Column Chromatography Free Purification of Recombinant α-Amylase from Bacillus licheniformis by Tagging with Hydrophobic Elastin Like Polypeptide

Abstract

Thermal sensitive and highly hydrophobic elastin like polypeptide (ELP) tends to undergo inverse transition cycling (ITC) which can be used for non chromatographic purification. The present study reports non-chromatographic purification of industrially important α-amylase tagged with ELP and compared with IMAC (Immobilized metal affinity chromatography) purified α-amylase. amyL-Gene encoding α-amylase from Bacillus licheniformis was cloned and expressed in E. coli BL21. The expressed protein with His-tag was purified through IMAC using Ni–NTA matrix.
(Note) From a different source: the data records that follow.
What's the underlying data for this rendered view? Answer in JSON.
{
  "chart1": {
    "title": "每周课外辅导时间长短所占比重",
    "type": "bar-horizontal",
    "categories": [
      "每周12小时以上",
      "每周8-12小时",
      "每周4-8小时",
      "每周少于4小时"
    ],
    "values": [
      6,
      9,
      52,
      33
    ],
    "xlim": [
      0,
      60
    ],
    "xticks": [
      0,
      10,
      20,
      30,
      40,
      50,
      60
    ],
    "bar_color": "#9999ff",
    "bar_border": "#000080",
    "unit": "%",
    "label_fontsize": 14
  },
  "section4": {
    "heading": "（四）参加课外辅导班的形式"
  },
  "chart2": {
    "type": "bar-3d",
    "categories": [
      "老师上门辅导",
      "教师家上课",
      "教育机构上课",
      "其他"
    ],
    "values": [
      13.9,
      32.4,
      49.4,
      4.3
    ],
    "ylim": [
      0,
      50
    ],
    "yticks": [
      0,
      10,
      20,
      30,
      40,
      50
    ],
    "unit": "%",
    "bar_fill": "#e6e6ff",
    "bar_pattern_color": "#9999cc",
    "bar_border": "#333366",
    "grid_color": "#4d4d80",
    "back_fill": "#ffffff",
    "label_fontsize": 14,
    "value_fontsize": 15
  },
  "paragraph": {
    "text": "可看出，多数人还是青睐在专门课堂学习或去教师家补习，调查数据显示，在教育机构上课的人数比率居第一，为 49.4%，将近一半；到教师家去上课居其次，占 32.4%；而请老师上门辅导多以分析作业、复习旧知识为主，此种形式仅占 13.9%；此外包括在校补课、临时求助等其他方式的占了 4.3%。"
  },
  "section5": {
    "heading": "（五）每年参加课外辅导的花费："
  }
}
Three ELP genes encoding repeats of pentapeptide (Val-Pro-Gly-Val-Gly)n with variable length (V = 20, 21, 22) were synthesized through PCR using overlapping primers. To generate ELP tagged α-amylase, amyL was placed at N-terminal of ELPs and transformed to E. coli BL21 for expression. After ITC, ELP22 at 30 °C showed maximum yield. α-Amylase purification through ITC and IMAC showed 2.9 and 1.72-fold purification, respectively. Furthermore, physical parameters of ELP tagged α-amylase have shown improvement with working temperature and thermal stability in comparison to His-tag α-amylase. The k cat /K m for ELP tag and His-tag α-amylase was found to be 61.4 and 23.7 mg−1 min−1, respectively, which shows that ELP-tag increased the enzyme efficiency. In conclusion, the ELP-tag purification strategy can be applied to industrially relevant enzyme for purification by the non-chromatography method.